In [42]:
import numpy as np
import pandas as pd
import matplotlib.pyplot as plt

In [54]:
candles = pd.read_csv('/content/candles.csv')
candles_2 = pd.read_csv('/content/candles_2.csv')
news = pd.read_csv('/content/news.csv')
news_2 = pd.read_csv('/content/news_2.csv')

In [65]:
import numpy as np
import pandas as pd
from sklearn.linear_model import LinearRegression
from sklearn.preprocessing import StandardScaler
import pickle
import csv
import warnings
warnings.filterwarnings('ignore')

np.random.seed(42)

# ====== Простая новостная фича: дневной news_count ======
def add_news_count(candles: pd.DataFrame, news: pd.DataFrame | None) -> pd.DataFrame:
    c = candles.copy()
    c['begin'] = pd.to_datetime(c['begin'])
    c['date'] = c['begin'].dt.normalize()
    if news is None or len(news) == 0:
        c['news_count'] = 0.0
        return c.drop(columns=['date'])
    n = news.copy()
    n['publish_date'] = pd.to_datetime(n['publish_date'])
    n['date'] = n['publish_date'].dt.normalize()
    daily = n.groupby('date').size().reset_index(name='news_count')
    out = c.merge(daily, on='date', how='left')
    out['news_count'] = out['news_count'].fillna(0.0)
    return out.drop(columns=['date'])

# ====== Фичи и таргеты ======
FEATS = ['momentum_5','volatility_5','price_range','news_count']

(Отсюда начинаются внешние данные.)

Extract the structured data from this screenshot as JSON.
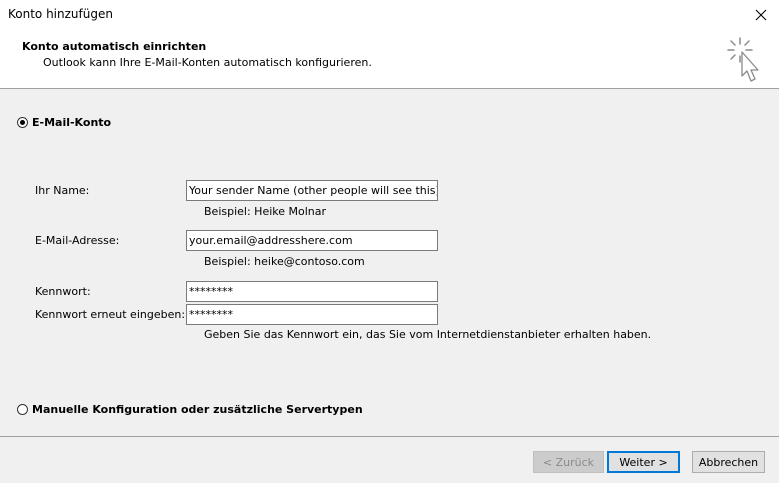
{
  "window": {
    "title": "Konto hinzufügen"
  },
  "header": {
    "title": "Konto automatisch einrichten",
    "subtitle": "Outlook kann Ihre E-Mail-Konten automatisch konfigurieren."
  },
  "options": {
    "email_account": {
      "label": "E-Mail-Konto",
      "selected": true
    },
    "manual_config": {
      "label": "Manuelle Konfiguration oder zusätzliche Servertypen",
      "selected": false
    }
  },
  "form": {
    "name": {
      "label": "Ihr Name:",
      "value": "Your sender Name (other people will see this)",
      "hint": "Beispiel: Heike Molnar"
    },
    "email": {
      "label": "E-Mail-Adresse:",
      "value": "your.email@addresshere.com",
      "hint": "Beispiel: heike@contoso.com"
    },
    "password": {
      "label": "Kennwort:",
      "value": "********"
    },
    "password_confirm": {
      "label": "Kennwort erneut eingeben:",
      "value": "********",
      "hint": "Geben Sie das Kennwort ein, das Sie vom Internetdienstanbieter erhalten haben."
    }
  },
  "buttons": {
    "back": "< Zurück",
    "next": "Weiter >",
    "cancel": "Abbrechen"
  },
  "icons": {
    "close": "close-icon",
    "wizard": "wizard-cursor-icon"
  }
}
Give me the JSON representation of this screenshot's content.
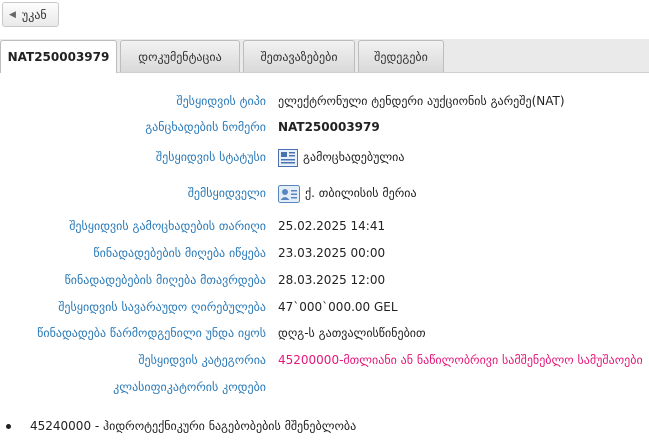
{
  "back_button": {
    "label": "უკან",
    "icon": "triangle-left-icon"
  },
  "tabs": [
    {
      "label": "NAT250003979",
      "active": true
    },
    {
      "label": "დოკუმენტაცია",
      "active": false
    },
    {
      "label": "შეთავაზებები",
      "active": false
    },
    {
      "label": "შედეგები",
      "active": false
    }
  ],
  "fields": {
    "procurement_type": {
      "label": "შესყიდვის ტიპი",
      "value": "ელექტრონული ტენდერი აუქციონის გარეშე(NAT)"
    },
    "announcement_number": {
      "label": "განცხადების ნომერი",
      "value": "NAT250003979"
    },
    "status": {
      "label": "შესყიდვის სტატუსი",
      "value": "გამოცხადებულია",
      "icon": "newspaper-icon"
    },
    "buyer": {
      "label": "შემსყიდველი",
      "value": "ქ. თბილისის მერია",
      "icon": "id-card-icon"
    },
    "announce_date": {
      "label": "შესყიდვის გამოცხადების თარიღი",
      "value": "25.02.2025 14:41"
    },
    "bids_start": {
      "label": "წინადადებების მიღება იწყება",
      "value": "23.03.2025 00:00"
    },
    "bids_end": {
      "label": "წინადადებების მიღება მთავრდება",
      "value": "28.03.2025 12:00"
    },
    "estimated_value": {
      "label": "შესყიდვის სავარაუდო ღირებულება",
      "value": "47`000`000.00 GEL"
    },
    "bid_presentation": {
      "label": "წინადადება წარმოდგენილი უნდა იყოს",
      "value": "დღგ-ს გათვალისწინებით"
    },
    "category": {
      "label": "შესყიდვის კატეგორია",
      "value": "45200000-მთლიანი ან ნაწილობრივი სამშენებლო სამუშაოები"
    },
    "classifier_codes": {
      "label": "კლასიფიკატორის კოდები",
      "value": ""
    }
  },
  "classifier_list": [
    "45240000 - ჰიდროტექნიკური ნაგებობების მშენებლობა"
  ],
  "colors": {
    "label_blue": "#2a7ab8",
    "category_pink": "#e4177a"
  }
}
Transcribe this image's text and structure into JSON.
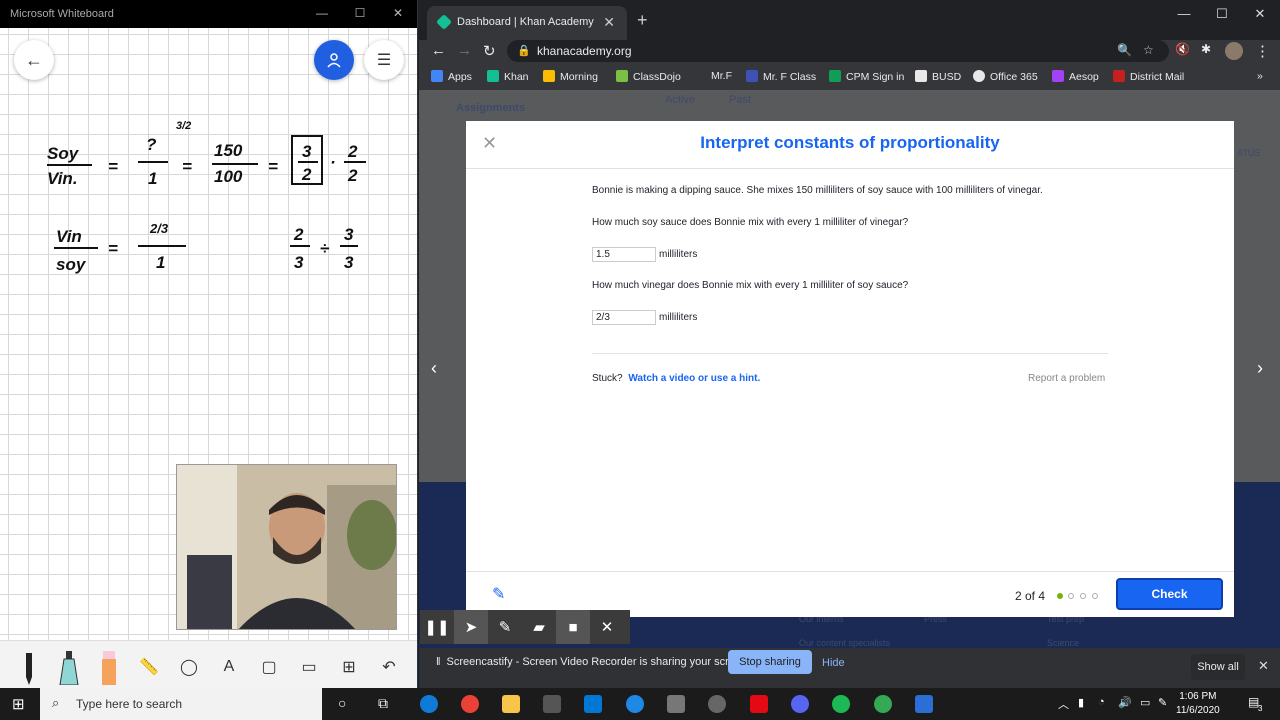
{
  "whiteboard": {
    "window_title": "Microsoft Whiteboard",
    "ink": {
      "top_left_num": "Soy",
      "top_left_den": "Vin.",
      "top_mid_sup": "3/2",
      "top_mid_num": "?",
      "top_mid_den": "1",
      "top_frac_num": "150",
      "top_frac_den": "100",
      "boxed_num": "3",
      "boxed_den": "2",
      "right_num": "2",
      "right_den": "2",
      "bot_left_num": "Vin",
      "bot_left_den": "soy",
      "bot_mid_num": "2/3",
      "bot_mid_den": "1",
      "bot_r1_num": "2",
      "bot_r1_den": "3",
      "bot_r2_num": "3",
      "bot_r2_den": "3",
      "eq": "=",
      "dot_op": "·",
      "div_op": "÷"
    }
  },
  "browser": {
    "tab_title": "Dashboard | Khan Academy",
    "url": "khanacademy.org",
    "bookmarks": [
      "Apps",
      "Khan",
      "Morning",
      "ClassDojo",
      "Mr.F",
      "Mr. F Class",
      "CPM Sign in",
      "BUSD",
      "Office 365",
      "Aesop",
      "District Mail"
    ],
    "bookmarks_more": "»",
    "bg_page": {
      "assignments": "Assignments",
      "tab_active": "Active",
      "tab_past": "Past",
      "status": "ATUS",
      "footer_links": [
        "Our interns",
        "Press",
        "Test prep",
        "Our content specialists",
        "Science"
      ]
    }
  },
  "exercise": {
    "title": "Interpret constants of proportionality",
    "prompt": "Bonnie is making a dipping sauce. She mixes 150 milliliters of soy sauce with 100 milliliters of vinegar.",
    "q1": "How much soy sauce does Bonnie mix with every 1 milliliter of vinegar?",
    "a1": "1.5",
    "q2": "How much vinegar does Bonnie mix with every 1 milliliter of soy sauce?",
    "a2": "2/3",
    "unit": "milliliters",
    "stuck": "Stuck?",
    "hint_link": "Watch a video or use a hint.",
    "report": "Report a problem",
    "progress": "2 of 4",
    "progress_value": 0.5,
    "check": "Check"
  },
  "screencastify": {
    "message": "Screencastify - Screen Video Recorder is sharing your screen.",
    "stop": "Stop sharing",
    "hide": "Hide",
    "show_all": "Show all"
  },
  "taskbar": {
    "search_placeholder": "Type here to search",
    "time": "1:06 PM",
    "date": "11/6/2020",
    "notif_count": "3"
  }
}
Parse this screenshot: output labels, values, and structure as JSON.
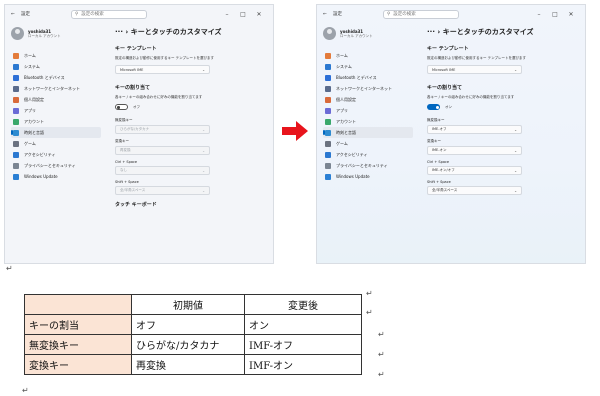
{
  "screens": {
    "before": {
      "back": "←",
      "app_name": "設定",
      "search_placeholder": "設定の検索",
      "window_controls": [
        "–",
        "□",
        "✕"
      ],
      "user": {
        "name": "yoshida31",
        "sub": "ローカル アカウント"
      },
      "nav": [
        "ホーム",
        "システム",
        "Bluetooth とデバイス",
        "ネットワークとインターネット",
        "個人用設定",
        "アプリ",
        "アカウント",
        "時刻と言語",
        "ゲーム",
        "アクセシビリティ",
        "プライバシーとセキュリティ",
        "Windows Update"
      ],
      "breadcrumb": "··· › キーとタッチのカスタマイズ",
      "template_heading": "キー テンプレート",
      "template_desc": "既定の構造および動作に使用するキー テンプレートを選びます",
      "template_value": "Microsoft IME",
      "assign_heading": "キーの割り当て",
      "assign_desc": "各キー / キーの組み合わせに好みの機能を割り当てます",
      "toggle_label": "オフ",
      "muhenkan_label": "無変換キー",
      "muhenkan_value": "ひらがな/カタカナ",
      "henkan_label": "変換キー",
      "henkan_value": "再変換",
      "ctrl_label": "Ctrl + Space",
      "ctrl_value": "なし",
      "shift_label": "Shift + Space",
      "shift_value": "全/半角スペース",
      "touch_heading": "タッチ キーボード"
    },
    "after": {
      "back": "←",
      "app_name": "設定",
      "search_placeholder": "設定の検索",
      "window_controls": [
        "–",
        "□",
        "✕"
      ],
      "user": {
        "name": "yoshida31",
        "sub": "ローカル アカウント"
      },
      "nav": [
        "ホーム",
        "システム",
        "Bluetooth とデバイス",
        "ネットワークとインターネット",
        "個人用設定",
        "アプリ",
        "アカウント",
        "時刻と言語",
        "ゲーム",
        "アクセシビリティ",
        "プライバシーとセキュリティ",
        "Windows Update"
      ],
      "breadcrumb": "··· › キーとタッチのカスタマイズ",
      "template_heading": "キー テンプレート",
      "template_desc": "既定の構造および動作に使用するキー テンプレートを選びます",
      "template_value": "Microsoft IME",
      "assign_heading": "キーの割り当て",
      "assign_desc": "各キー / キーの組み合わせに好みの機能を割り当てます",
      "toggle_label": "オン",
      "muhenkan_label": "無変換キー",
      "muhenkan_value": "IME-オフ",
      "henkan_label": "変換キー",
      "henkan_value": "IME-オン",
      "ctrl_label": "Ctrl + Space",
      "ctrl_value": "IME-オン/オフ",
      "shift_label": "Shift + Space",
      "shift_value": "全/半角スペース"
    }
  },
  "paragraph_mark": "↵",
  "table": {
    "headers": [
      "",
      "初期値",
      "変更後"
    ],
    "rows": [
      [
        "キーの割当",
        "オフ",
        "オン"
      ],
      [
        "無変換キー",
        "ひらがな/カタカナ",
        "IMF-オフ"
      ],
      [
        "変換キー",
        "再変換",
        "IMF-オン"
      ]
    ]
  },
  "colors": {
    "arrow": "#e8141c",
    "header_shade": "#fbe4d5",
    "accent": "#0067c0"
  },
  "nav_icon_colors": [
    "#e37b3b",
    "#2b78d0",
    "#2d6fd6",
    "#5a6b8c",
    "#d96a3a",
    "#6b6bd6",
    "#3aa86b",
    "#2e8bd0",
    "#6b7280",
    "#2b78d0",
    "#7b8592",
    "#2a7fd4"
  ]
}
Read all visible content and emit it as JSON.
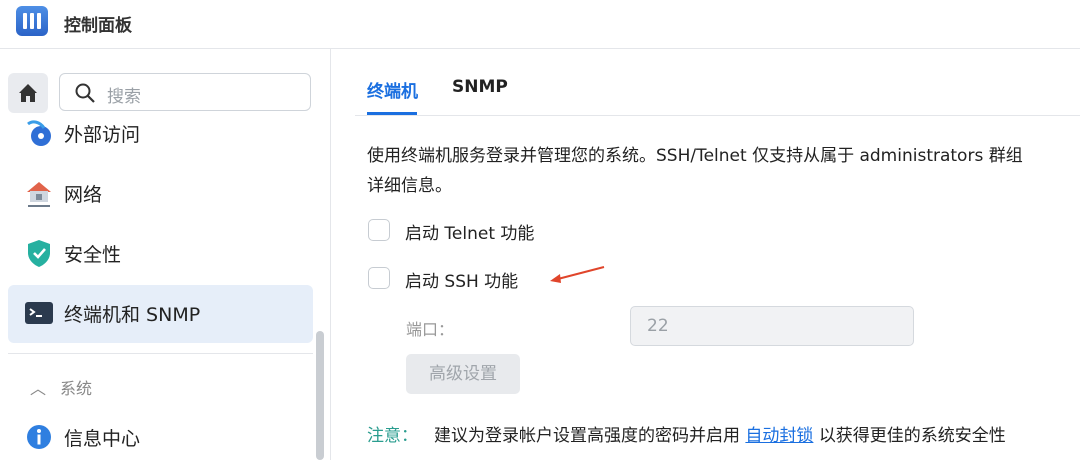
{
  "app": {
    "title": "控制面板"
  },
  "sidebar": {
    "search_placeholder": "搜索",
    "items": [
      {
        "label": "外部访问",
        "icon": "external-access-icon"
      },
      {
        "label": "网络",
        "icon": "network-icon"
      },
      {
        "label": "安全性",
        "icon": "shield-icon"
      },
      {
        "label": "终端机和 SNMP",
        "icon": "terminal-icon",
        "active": true
      }
    ],
    "section": {
      "label": "系统",
      "expanded": true
    },
    "section_items": [
      {
        "label": "信息中心",
        "icon": "info-icon"
      }
    ]
  },
  "tabs": [
    {
      "label": "终端机",
      "active": true
    },
    {
      "label": "SNMP"
    }
  ],
  "content": {
    "description_line1": "使用终端机服务登录并管理您的系统。SSH/Telnet 仅支持从属于 administrators 群组",
    "description_line2": "详细信息。",
    "telnet_label": "启动 Telnet 功能",
    "ssh_label": "启动 SSH 功能",
    "port_label": "端口：",
    "port_value": "22",
    "advanced_button": "高级设置",
    "note_label": "注意：",
    "note_text_before": "建议为登录帐户设置高强度的密码并启用",
    "note_link": "自动封锁",
    "note_text_after": "以获得更佳的系统安全性"
  },
  "colors": {
    "accent": "#1a6fe0",
    "annotation_arrow": "#e0452b",
    "note": "#2a9d8f"
  }
}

def create_features(df: pd.DataFrame) -> pd.DataFrame:
    d = df.copy()
    d['begin'] = pd.to_datetime(d['begin'])
    d = d.sort_values(['ticker','begin']).reset_index(drop=True)
    d['momentum_5'] = d.groupby('ticker')['close'].pct_change(5).fillna(0.0)
    r1 = d.groupby('ticker')['close'].pct_change()
    d['volatility_5'] = r1.groupby(d['ticker']).rolling(5, min_periods=1).std().reset_index(level=0, drop=True).fillna(0.0)
    d['price_range'] = ((d['high'] - d['low'])/d['close']).fillna(0.0)
    return d

def create_targets(df: pd.DataFrame) -> pd.DataFrame:
    d = df.copy()
    for h in (1,20):
        d[f'target_return_{h}d'] = d.groupby('ticker')['close'].pct_change(h).shift(-h)
    return d

# ====== Обучение ======
def fit(candles: pd.DataFrame, news: pd.DataFrame | None, model_path: str = 'model.pkl') -> None:
    # Обучаем на всей истории, чтобы упростить воспроизведение на стороне организаторов [web:145]
    df = create_features(candles)
    df = add_news_count(df, news)
    df = create_targets(df)
    mask = ~df[['target_return_1d','target_return_20d']].isna().any(axis=1)
    tr = df.loc[mask].reset_index(drop=True)
    if len(tr) == 0:
        raise ValueError("No training rows with valid targets for both horizons 1 and 20.")
    X = tr[FEATS].values
    scaler = StandardScaler().fit(X)
    Xs = scaler.transform(X)
    models = {}
    for h in (1,20):
        y = tr[f'target_return_{h}d'].values
        models[f'reg_{h}'] = LinearRegression().fit(Xs, y)
    train_tickers = sorted(candles['ticker'].astype(str).unique().tolist())
    with open(model_path, 'wb') as f:
        pickle.dump({'features': FEATS, 'scaler': scaler, 'models': models, 'train_tickers': train_tickers}, f)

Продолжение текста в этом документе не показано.